Given that not everyone repents and is saved once ‘freed’ on William’s view, would he have us believe there may be a lost person who is “freed from her bondage to sin,” but still remains in sin’s bondage? I’m not sure how one could rightly speak of those under the wrath of God in sin as being “freed from sin” in any sense.  It appears to me that those spoken of in scripture as being “freed from sin’s bondage” are specifically those who have already believed and been reborn.


William would have to argue that God frees all people from the bondage of sin (at some undisclosed time and in some mysterious way never revealed by the text), while only some individuals actually repent of sin—leaving the rest under sins curse while still “freed from sin’s bondage.” I find this view untenable.
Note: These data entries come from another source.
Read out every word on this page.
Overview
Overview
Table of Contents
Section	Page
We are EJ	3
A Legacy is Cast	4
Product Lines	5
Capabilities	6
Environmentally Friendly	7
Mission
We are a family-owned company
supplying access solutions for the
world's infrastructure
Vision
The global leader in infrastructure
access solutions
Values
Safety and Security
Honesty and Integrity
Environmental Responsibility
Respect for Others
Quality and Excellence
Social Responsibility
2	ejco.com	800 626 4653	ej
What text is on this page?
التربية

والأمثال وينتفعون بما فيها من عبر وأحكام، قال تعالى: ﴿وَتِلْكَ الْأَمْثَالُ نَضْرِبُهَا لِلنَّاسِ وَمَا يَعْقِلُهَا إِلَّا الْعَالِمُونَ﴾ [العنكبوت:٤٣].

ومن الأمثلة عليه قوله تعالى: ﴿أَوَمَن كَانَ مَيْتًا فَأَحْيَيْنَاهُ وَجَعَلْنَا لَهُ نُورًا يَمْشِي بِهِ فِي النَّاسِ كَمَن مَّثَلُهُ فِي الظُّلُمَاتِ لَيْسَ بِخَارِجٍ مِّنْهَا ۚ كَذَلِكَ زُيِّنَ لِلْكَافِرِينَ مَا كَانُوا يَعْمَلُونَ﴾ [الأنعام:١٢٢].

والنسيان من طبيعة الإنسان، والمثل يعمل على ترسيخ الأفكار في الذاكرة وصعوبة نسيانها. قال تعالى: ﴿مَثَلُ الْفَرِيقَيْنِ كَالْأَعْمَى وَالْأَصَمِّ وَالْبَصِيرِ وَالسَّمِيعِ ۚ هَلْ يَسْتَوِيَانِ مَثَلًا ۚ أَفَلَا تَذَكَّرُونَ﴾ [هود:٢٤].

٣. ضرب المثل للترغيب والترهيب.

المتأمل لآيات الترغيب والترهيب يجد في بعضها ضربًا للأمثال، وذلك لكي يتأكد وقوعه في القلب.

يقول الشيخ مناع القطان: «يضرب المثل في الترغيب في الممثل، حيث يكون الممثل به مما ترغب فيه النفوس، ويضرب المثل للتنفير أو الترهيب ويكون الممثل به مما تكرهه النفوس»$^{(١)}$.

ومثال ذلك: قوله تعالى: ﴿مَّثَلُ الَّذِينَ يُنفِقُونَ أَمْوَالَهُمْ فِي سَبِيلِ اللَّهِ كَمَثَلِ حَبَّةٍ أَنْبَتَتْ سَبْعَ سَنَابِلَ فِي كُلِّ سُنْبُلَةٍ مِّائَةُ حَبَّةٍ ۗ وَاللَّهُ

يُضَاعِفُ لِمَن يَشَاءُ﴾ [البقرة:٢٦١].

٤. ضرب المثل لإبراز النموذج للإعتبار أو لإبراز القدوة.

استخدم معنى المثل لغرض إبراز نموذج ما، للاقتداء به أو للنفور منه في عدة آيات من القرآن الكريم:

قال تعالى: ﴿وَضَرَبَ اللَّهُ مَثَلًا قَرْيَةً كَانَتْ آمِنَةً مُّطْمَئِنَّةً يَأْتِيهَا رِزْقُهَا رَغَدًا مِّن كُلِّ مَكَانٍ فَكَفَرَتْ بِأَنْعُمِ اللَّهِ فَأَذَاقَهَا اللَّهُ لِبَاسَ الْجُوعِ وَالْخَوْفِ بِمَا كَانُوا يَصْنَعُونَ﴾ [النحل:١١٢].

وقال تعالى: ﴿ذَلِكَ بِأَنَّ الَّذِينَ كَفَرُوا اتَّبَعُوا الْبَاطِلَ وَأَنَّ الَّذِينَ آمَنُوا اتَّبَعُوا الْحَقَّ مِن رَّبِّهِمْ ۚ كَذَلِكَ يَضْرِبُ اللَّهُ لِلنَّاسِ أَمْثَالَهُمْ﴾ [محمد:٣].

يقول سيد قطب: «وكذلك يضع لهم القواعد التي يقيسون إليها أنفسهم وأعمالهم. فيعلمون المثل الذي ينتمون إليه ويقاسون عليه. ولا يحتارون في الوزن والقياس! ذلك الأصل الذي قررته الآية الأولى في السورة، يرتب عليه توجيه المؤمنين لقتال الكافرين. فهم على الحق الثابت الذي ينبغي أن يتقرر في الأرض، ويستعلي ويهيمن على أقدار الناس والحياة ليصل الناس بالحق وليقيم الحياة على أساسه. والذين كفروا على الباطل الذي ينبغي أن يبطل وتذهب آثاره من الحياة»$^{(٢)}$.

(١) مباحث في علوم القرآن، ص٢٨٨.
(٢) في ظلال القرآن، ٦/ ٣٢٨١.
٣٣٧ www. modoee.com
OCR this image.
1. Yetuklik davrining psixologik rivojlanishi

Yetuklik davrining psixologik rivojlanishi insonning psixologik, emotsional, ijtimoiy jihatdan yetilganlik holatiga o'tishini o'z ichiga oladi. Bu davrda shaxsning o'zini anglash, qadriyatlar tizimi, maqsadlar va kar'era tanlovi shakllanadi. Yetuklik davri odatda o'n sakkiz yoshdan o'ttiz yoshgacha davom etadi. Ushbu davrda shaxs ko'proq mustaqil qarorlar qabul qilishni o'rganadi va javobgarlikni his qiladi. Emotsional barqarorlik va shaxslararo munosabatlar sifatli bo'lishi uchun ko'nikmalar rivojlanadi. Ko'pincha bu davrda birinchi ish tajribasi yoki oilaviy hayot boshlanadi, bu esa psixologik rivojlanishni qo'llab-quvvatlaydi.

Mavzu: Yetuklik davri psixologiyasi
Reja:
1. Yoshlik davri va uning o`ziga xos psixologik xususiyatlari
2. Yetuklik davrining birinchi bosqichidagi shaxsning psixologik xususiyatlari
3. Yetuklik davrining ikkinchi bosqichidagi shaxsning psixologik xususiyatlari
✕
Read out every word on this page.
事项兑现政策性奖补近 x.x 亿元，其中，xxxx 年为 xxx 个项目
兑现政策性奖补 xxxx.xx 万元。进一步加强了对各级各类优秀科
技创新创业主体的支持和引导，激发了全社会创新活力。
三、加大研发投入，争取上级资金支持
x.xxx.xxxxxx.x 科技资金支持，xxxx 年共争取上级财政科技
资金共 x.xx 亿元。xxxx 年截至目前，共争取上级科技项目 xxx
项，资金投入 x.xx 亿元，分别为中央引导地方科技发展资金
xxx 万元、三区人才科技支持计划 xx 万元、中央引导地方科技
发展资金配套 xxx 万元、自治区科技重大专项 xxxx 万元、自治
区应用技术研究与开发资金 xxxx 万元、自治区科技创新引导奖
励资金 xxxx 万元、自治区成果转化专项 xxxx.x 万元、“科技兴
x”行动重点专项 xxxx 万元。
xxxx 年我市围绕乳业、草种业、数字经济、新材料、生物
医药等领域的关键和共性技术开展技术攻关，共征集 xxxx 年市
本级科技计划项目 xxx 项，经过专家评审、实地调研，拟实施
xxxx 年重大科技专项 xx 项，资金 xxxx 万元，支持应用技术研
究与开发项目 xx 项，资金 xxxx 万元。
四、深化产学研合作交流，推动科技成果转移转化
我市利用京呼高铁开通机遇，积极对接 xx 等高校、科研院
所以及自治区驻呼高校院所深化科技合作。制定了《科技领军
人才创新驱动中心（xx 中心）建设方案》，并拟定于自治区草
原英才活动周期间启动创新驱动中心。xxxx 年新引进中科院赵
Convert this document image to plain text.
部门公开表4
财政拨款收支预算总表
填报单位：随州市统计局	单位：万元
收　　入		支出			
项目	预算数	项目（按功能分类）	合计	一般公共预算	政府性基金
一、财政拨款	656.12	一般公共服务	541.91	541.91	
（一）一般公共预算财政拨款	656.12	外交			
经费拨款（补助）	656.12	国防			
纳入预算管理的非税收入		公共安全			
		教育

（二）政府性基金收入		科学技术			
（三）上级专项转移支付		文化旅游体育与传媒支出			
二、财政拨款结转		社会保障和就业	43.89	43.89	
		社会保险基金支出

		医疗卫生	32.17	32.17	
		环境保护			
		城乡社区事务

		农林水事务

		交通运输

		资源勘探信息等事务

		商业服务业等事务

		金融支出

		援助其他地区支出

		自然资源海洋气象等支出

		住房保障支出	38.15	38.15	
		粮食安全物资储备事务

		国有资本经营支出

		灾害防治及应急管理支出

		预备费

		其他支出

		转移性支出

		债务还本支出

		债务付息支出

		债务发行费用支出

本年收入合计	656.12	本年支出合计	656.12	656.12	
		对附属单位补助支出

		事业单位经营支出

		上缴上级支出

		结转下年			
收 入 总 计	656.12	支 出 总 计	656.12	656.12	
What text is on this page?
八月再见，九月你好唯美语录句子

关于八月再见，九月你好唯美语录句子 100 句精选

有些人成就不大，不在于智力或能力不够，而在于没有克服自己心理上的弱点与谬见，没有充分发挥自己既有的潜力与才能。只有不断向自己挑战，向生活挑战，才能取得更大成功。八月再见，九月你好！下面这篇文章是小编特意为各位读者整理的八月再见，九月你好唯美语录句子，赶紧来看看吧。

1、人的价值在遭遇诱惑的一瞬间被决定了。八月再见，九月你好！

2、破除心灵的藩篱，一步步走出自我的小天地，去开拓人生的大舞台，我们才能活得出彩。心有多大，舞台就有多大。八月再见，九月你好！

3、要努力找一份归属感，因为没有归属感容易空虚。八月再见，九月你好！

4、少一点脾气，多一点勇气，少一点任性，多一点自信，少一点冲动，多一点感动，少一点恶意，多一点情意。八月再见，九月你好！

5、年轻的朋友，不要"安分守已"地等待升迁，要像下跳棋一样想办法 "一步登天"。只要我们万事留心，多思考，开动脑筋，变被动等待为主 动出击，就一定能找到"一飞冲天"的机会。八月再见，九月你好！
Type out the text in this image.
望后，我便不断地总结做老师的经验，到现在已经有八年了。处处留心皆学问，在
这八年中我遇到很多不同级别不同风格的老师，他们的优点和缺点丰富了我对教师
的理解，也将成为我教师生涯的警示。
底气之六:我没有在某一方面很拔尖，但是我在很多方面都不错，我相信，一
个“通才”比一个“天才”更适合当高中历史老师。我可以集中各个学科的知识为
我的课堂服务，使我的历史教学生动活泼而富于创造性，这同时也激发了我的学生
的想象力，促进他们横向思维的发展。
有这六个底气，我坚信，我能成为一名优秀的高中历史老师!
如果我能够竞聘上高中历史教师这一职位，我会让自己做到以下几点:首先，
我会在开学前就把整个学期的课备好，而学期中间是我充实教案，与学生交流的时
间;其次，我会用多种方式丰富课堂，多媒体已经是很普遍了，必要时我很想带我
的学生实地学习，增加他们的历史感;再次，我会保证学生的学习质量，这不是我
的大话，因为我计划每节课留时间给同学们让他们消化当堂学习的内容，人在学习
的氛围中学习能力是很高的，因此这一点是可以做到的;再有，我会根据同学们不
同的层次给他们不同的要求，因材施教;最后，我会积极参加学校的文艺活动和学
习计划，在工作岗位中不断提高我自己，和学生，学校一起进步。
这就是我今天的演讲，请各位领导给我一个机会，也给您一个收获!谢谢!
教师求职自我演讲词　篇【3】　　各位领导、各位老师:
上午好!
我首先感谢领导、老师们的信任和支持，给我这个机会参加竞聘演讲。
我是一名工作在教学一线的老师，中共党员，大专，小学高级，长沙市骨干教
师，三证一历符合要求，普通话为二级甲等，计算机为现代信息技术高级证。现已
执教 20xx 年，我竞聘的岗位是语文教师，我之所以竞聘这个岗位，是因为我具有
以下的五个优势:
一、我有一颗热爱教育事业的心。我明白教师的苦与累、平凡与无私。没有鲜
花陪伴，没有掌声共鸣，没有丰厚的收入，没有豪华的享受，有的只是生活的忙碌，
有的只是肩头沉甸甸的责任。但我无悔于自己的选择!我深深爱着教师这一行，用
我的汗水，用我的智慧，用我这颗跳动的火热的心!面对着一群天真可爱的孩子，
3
Our view is far less complex. Mankind is freed from the bondage of sin by confessing that they are in bondage (admitting their inability to save themselves) and in faith trusting God to free them. Upon confession, Christ graciously steps in to provide freedom and salvation. It seems like William gets the cart before the horse to suggest that one has to be “set free from sin’s bondage” in order to even humbly admit they are enslaved by sin’s bondage.

William’s mistake (like that of the Calvinist) is assuming that the biblical reference to mankind’s being “bound in sin” equals mankind’s inability to see and confess they are in that condition even in light of God’s clear revelation.  In short, acknowledging that someone is trapped in a jail cell does not mean that the one trapped cannot see that he is trapped and admit his need for help in order to gain freedom.


John 8:32 says, “you will know the truth, and the truth will set you free.” Truth, once known and accepted, will set you free.  One is not set free so as to respond freely to truth, as William presupposes. Again, it would be difficult to defend a belief that sinners who remain in unbelief and under sin’s bondage all their lives can ever be described as “freed from sin’s bondage” in any meaningful sense.


For instance, can he demonstrate that the Israelite audience of Jesus in John 6 were incapable of coming to Him while he was “down from heaven” because of an innate disability imputed to all humanity as a natural consequence of Adam’s sin, rather than a calloused condition of Israel due to their own libertarianly free choices (which God is judicially giving them over to, so as to accomplish a greater redemptive purpose; Acts 28:27-28; John 12:39-41; Mark 4:11-13; Rom. 11)?


An analogy for consideration:

I’ve said before, the gospel is to the Holy Spirit what the hammer is to the carpenter. Every analogy falls short, but the only point of this one is to reveal that the Holy Spirit (the carpenter) uses a tool (the Gospel) to enable a response (drive the nail). Whereas, the classical Arminian position insists that the carpenter (the Holy Spirit) must secretly put some mysterious oil on the nail (prevenient grace) that supposedly enables it to be driven into wood  while still maintaining that the carpenter (the Holy Spirit) used the hammer (the Gospel) to drive the nail (enable a response).  This presupposes the nail NEEDED the oil in order to be driven by the hammer and creates confusion as to the sufficient power of the carpenter’s hammer (the Gospel).

Now, if the “Authoritative Carpenter’s Manual” clearly indicates that nails cannot be driven by the hammer apart from the application of oil, then by all means, I would concede this point. But if the manual never even mentions anything about oil at all, but over and over again points the hammer as the sole means of power and sufficiency for driving nails, then why add the additional oily means? (Of course I understand that William, and other scholars, do interpret certain texts to mean that the “oil is necessary” whereas I simply do not see it.)’

source: Leighton Flowers, “Why I am not an Arminian” (soteriology101).

* The author of crosstheology does not believe that the image was even marred. The image is, in his opinion, fully intact. Read this post for more information.

** The William referred to in this article is Arminian William Birch. He is not quoted in this article. This article is composed of quotes from Leighton Flowers responding to William Birch’s Arminian critique of Leighton Flowers’ view of man’s ability.